Proper Insulin Function

Insulin is a hormone that helps your cells use glucose, or sugar, for energy. But in insulin resistance, your cells don’t respond properly to insulin. This can lead to high blood glucose levels. Sleep may protect against insulin resistance. It keeps your cells healthy so they can easily take up glucose. The brain also uses less glucose during sleep, which helps the body regulate overall blood glucose.

 

Immunity

A healthy and strong immune system depends on sleep. Research shows that sleep deprivation can inhibit the immune response and make the body vulnerable to germs. When you sleep, your body makes cytokines, which are proteins that fight infection and inflammation. It also produces certain antibodies and immune cells. Together, these molecules prevent sickness by destroying harmful germs. This is why sleep is so important when you’re sick or stressed. During these times, the body needs even more immune cells and proteins.

 

Heart Health

Scientists believe that there is a link between heart diseases and poor sleep. The Centers for Disease Control and Prevention (CDC) says the average adult needs 7 hours of sleep a night. Getting less than that on a regular basis can lead to health problems, many of which can hurt your heart health.

 

What Happens If You Don’t Get Enough Sleep?

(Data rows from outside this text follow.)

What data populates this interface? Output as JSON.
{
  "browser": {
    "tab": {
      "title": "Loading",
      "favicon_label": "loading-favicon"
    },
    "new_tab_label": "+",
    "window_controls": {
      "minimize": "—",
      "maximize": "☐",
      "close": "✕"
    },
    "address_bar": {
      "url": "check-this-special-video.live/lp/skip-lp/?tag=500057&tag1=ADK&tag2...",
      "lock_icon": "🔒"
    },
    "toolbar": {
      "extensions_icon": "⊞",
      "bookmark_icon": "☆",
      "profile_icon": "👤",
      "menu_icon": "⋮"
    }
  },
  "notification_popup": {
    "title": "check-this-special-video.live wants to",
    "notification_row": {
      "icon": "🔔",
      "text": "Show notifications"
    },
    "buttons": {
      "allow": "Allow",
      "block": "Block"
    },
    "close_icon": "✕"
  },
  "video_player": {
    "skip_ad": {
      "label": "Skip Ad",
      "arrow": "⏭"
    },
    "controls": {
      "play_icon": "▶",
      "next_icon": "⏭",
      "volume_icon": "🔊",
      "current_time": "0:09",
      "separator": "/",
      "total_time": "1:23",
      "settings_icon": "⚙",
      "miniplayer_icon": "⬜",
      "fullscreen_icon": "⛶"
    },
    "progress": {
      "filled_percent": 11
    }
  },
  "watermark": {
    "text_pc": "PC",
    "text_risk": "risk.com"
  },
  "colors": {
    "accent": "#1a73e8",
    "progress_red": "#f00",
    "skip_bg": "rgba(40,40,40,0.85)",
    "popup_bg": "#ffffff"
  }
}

Without enough sleep, your body has a hard time functioning properly. Sleep deficiency is linked to chronic health problems affecting the heart, kidneys, blood, brain, and mental health.

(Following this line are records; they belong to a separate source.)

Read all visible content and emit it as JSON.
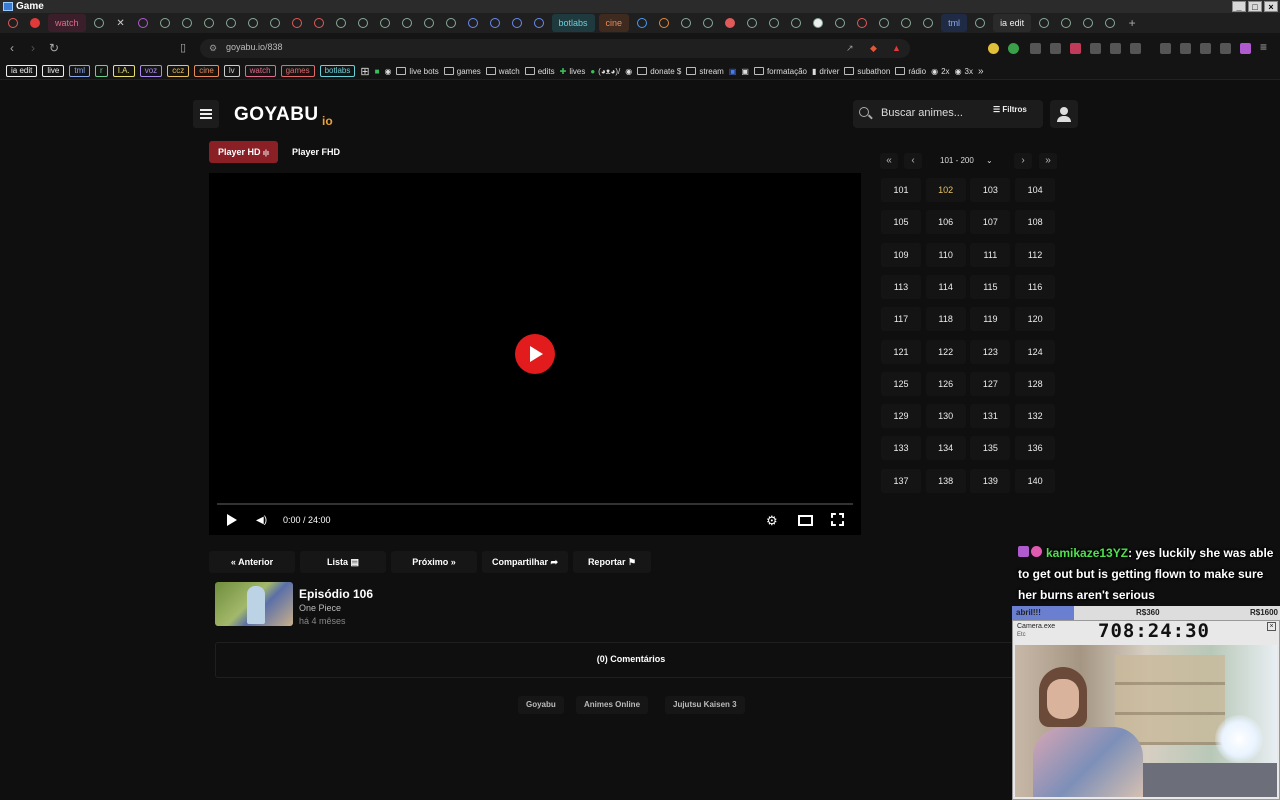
{
  "window": {
    "title": "Game"
  },
  "tabs": {
    "labels": [
      {
        "text": "watch",
        "bg": "#3a1f2a",
        "color": "#e06a8a"
      },
      {
        "text": "botlabs",
        "bg": "#1f3a3f",
        "color": "#6ad0d8"
      },
      {
        "text": "cine",
        "bg": "#3f2a1f",
        "color": "#e88a5a"
      },
      {
        "text": "tml",
        "bg": "#1f2a45",
        "color": "#8aa8f0"
      },
      {
        "text": "ia edit",
        "bg": "#2a2a2a",
        "color": "#eeeeee"
      }
    ]
  },
  "address": {
    "url": "goyabu.io/838"
  },
  "bookmarks": {
    "chips": [
      {
        "text": "ia edit",
        "color": "#eeeeee"
      },
      {
        "text": "live",
        "color": "#eeeeee"
      },
      {
        "text": "tml",
        "color": "#8aa8f0"
      },
      {
        "text": "r",
        "color": "#6ad08a"
      },
      {
        "text": "I.A.",
        "color": "#e8e06a"
      },
      {
        "text": "voz",
        "color": "#aa8af0"
      },
      {
        "text": "ccz",
        "color": "#e8c060"
      },
      {
        "text": "cine",
        "color": "#e88a5a"
      },
      {
        "text": "lv",
        "color": "#cccccc"
      },
      {
        "text": "watch",
        "color": "#e06a8a"
      },
      {
        "text": "games",
        "color": "#e06a6a"
      },
      {
        "text": "botlabs",
        "color": "#6ad0d8"
      }
    ],
    "items": [
      "live bots",
      "games",
      "watch",
      "edits",
      "lives",
      "(◕ᴥ◕)/",
      "donate $",
      "stream",
      "formatação",
      "driver",
      "subathon",
      "rádio",
      "2x",
      "3x"
    ]
  },
  "site": {
    "logo": "GOYABU",
    "logo_suffix": "io",
    "search_placeholder": "Buscar animes...",
    "filters_label": "Filtros"
  },
  "player": {
    "tabs": [
      {
        "label": "Player HD",
        "active": true
      },
      {
        "label": "Player FHD",
        "active": false
      }
    ],
    "time": "0:00 / 24:00",
    "progress": 0
  },
  "episode_nav": {
    "prev": "Anterior",
    "list": "Lista",
    "next": "Próximo",
    "share": "Compartilhar",
    "report": "Reportar"
  },
  "episode": {
    "title": "Episódio 106",
    "anime": "One Piece",
    "date": "há 4 mêses"
  },
  "comments": {
    "label": "(0) Comentários"
  },
  "footer": {
    "links": [
      "Goyabu",
      "Animes Online",
      "Jujutsu Kaisen 3"
    ]
  },
  "episode_panel": {
    "range": "101 - 200",
    "episodes": [
      "101",
      "102",
      "103",
      "104",
      "105",
      "106",
      "107",
      "108",
      "109",
      "110",
      "111",
      "112",
      "113",
      "114",
      "115",
      "116",
      "117",
      "118",
      "119",
      "120",
      "121",
      "122",
      "123",
      "124",
      "125",
      "126",
      "127",
      "128",
      "129",
      "130",
      "131",
      "132",
      "133",
      "134",
      "135",
      "136",
      "137",
      "138",
      "139",
      "140"
    ],
    "watched": [
      "102"
    ]
  },
  "overlay": {
    "chat_user": "kamikaze13YZ",
    "chat_text": ": yes luckily she was able to get out but is getting flown to make sure her burns aren't serious",
    "goal_left": "abril!!!",
    "goal_mid": "R$360",
    "goal_right": "R$1600",
    "goal_progress": 0.23,
    "cam_title": "Camera.exe",
    "cam_sub": "Etc",
    "timer": "708:24:30"
  }
}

Consequences of sleep deprivation can include:

  • Mood changes
  • Anxiety
  • Depression
  • Poor memory
  • Poor focus and concentration
  • Fatigue
  • Weakened immune system
  • High blood pressure

 

Sleep keeps us healthy and functioning well. It lets your body and brain repair, restore, and reenergise. If you don’t get enough sleep, you might experience side effects like poor memory and focus, weakened immunity, and mood changes.

Most adults need 7 to 9 hours of sleep each night. If you’re having trouble sleeping, talk to your doctor or a sleep specialist. They can determine the underlying cause and help improve the quality of your sleep.